I would like to ask you to think about this question this morning. The question is, “If Jesus Christ would appear to a group of people, what would your reaction be?” Think about it for a while. Would you panic? Would you run? Would you hide in fear? Would you doubt? Would you ask for proof?? Did he really appear, Would you cry out in love, “My Lord and My God?” “Would you disbelieve because you weren’t in the group? What would your reaction be to the question that Jesus appeared to a group of people?

I wonder if our reaction to Jesus’s appearance to a group of disciples would have been like Thomas if we weren’t there?? I wonder if we would have been there if we would have believed without some proof, some evidence that this person was really Jesus??

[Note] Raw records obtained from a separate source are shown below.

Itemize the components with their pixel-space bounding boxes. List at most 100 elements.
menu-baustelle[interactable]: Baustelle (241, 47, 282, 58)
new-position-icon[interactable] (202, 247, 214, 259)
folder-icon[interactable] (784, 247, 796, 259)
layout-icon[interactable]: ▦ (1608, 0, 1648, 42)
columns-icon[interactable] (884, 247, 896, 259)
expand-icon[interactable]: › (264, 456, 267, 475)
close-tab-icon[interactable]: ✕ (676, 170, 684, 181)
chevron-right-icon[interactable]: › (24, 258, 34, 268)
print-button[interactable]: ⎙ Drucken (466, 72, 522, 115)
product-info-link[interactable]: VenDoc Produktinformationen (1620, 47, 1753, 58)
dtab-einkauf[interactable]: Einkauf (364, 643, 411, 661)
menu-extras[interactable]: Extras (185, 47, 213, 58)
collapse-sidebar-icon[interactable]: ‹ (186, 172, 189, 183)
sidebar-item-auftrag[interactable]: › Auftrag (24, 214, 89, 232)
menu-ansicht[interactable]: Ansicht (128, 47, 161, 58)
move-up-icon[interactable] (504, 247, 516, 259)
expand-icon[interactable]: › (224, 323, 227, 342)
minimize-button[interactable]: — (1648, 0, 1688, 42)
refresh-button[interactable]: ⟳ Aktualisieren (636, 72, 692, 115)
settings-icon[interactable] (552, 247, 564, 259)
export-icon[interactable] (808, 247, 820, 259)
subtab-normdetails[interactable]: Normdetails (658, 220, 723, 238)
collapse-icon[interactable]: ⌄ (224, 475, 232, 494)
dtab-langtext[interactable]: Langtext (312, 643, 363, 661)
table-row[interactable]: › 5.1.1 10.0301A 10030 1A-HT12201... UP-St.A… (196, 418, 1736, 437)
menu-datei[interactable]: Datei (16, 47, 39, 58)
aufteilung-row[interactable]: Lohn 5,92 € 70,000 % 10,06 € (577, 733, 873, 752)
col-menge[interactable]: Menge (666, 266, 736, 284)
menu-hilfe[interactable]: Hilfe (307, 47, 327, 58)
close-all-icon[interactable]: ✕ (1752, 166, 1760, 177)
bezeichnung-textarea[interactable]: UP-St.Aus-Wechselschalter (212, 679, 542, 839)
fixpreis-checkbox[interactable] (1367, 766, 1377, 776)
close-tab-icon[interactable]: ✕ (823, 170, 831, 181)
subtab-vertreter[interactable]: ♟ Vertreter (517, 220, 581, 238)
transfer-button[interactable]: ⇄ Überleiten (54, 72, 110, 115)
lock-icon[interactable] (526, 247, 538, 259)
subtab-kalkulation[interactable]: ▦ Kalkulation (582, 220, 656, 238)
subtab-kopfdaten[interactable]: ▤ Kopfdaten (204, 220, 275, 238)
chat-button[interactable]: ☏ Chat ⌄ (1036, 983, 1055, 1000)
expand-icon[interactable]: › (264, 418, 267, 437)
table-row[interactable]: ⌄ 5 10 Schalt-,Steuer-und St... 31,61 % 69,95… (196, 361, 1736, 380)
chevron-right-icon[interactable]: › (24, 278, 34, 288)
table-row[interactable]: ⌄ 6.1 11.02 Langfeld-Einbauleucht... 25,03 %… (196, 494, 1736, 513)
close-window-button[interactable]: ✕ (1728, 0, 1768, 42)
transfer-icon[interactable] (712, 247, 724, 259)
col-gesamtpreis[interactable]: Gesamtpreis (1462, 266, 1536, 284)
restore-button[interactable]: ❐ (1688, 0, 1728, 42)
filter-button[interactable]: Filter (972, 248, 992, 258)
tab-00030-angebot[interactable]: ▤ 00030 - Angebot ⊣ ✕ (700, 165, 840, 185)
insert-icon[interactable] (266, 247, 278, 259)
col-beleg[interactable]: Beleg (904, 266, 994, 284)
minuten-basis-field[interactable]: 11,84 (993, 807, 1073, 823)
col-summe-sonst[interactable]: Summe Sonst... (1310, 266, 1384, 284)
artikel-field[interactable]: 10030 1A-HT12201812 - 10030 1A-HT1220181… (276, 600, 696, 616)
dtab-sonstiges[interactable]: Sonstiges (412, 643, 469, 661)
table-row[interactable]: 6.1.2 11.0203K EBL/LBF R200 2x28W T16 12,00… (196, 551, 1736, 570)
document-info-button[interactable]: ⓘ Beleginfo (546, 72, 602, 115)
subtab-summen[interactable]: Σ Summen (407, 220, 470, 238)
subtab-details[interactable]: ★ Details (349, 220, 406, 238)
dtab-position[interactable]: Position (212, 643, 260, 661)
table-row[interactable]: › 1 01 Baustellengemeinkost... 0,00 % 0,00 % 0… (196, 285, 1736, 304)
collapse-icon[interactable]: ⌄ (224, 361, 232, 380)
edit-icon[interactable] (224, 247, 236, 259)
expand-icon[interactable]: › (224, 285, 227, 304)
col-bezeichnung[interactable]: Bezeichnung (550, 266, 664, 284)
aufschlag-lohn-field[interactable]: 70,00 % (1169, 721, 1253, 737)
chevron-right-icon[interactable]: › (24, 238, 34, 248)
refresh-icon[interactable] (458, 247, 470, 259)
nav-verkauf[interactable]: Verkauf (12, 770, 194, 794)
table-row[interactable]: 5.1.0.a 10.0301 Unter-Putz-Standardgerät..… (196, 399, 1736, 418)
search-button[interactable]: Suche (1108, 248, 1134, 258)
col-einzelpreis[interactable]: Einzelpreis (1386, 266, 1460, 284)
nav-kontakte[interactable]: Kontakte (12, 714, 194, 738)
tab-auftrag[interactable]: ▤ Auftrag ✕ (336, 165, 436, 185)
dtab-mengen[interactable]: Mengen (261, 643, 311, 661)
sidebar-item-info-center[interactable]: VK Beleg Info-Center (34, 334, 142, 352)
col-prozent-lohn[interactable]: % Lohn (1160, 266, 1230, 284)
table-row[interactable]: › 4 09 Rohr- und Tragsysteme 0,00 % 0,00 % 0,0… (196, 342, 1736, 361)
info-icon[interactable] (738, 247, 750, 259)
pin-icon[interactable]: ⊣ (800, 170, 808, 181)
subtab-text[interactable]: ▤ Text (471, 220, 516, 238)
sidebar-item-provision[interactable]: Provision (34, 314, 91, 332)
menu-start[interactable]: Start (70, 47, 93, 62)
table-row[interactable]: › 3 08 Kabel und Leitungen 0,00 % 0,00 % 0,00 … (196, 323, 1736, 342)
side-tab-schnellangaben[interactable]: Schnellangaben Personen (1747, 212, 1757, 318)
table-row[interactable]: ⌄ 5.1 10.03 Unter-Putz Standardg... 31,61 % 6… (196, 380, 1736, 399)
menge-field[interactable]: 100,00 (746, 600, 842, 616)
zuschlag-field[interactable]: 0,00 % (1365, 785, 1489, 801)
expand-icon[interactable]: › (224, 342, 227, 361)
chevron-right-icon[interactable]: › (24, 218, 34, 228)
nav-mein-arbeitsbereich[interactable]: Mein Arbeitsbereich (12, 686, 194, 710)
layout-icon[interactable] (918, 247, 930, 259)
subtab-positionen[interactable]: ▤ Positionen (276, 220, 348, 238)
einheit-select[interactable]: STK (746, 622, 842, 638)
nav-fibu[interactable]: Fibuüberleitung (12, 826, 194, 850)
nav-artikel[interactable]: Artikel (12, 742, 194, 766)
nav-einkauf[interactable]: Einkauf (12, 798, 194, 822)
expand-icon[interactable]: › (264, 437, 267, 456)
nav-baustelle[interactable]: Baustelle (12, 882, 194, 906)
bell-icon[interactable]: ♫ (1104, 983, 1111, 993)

One of the most amazing things we have that gives us proof to so many of our questions can be found in our scriptures. But they can also be found if we just stop and look around us. So many people ask the question how do I know that God loves me? How do I know that God exists, how do I know that I am saved? Well today I am here to answer those…at least attempt. We know these things because if we look around at everything we can see, God made that for us. God made it for us. How do we know he loves us, well he keeps on giving doesn’t he. If he was so disappointed in us as humanity why does he keep blessing us with springtime, with friendships, with new babies, with food on our tables, with…well the list could go on and on. We can’t look at a sunset or a new baby and say that God does not exist. Where else could the most beautiful things in our lives come from? Only someone who loves us more than anything could give us such things. How do we know we are saved? Have you ever experienced inward peace? Have you ever just sat in the pew and felt calm? With all the sinning we do, with all the bad ways in which we treat each other don’t you think that we would feel different. Don’t you think we would feel heavier with guilt, anger, and chaos? If we weren’t saved do you think that you would still have that urge to love everyone, to do things for others, and to be here? Proof of God’s presence is all around us friends, you just have to stop and see it.

another proof that we have is all of you sitting in the pew who have just been recognized for being a member of a UMC for 50 years. And we also have those who have been members for over 50 years. All of these people could say that they have struggled with their faith, that they questioned their faith. But just like a marriage or a friendship, faith takes work. If you have a disagreement with a friend or a spouse what do you do? You talk about it. If you have a fight to you stop being friends? Do you get divorced right away? No, you talk it out, you find yourself in a conversation. Today we have honored our 50 year members because of their commitment to God, to the church, to our community, and for their leadership. They are proof that God is Good and will provide.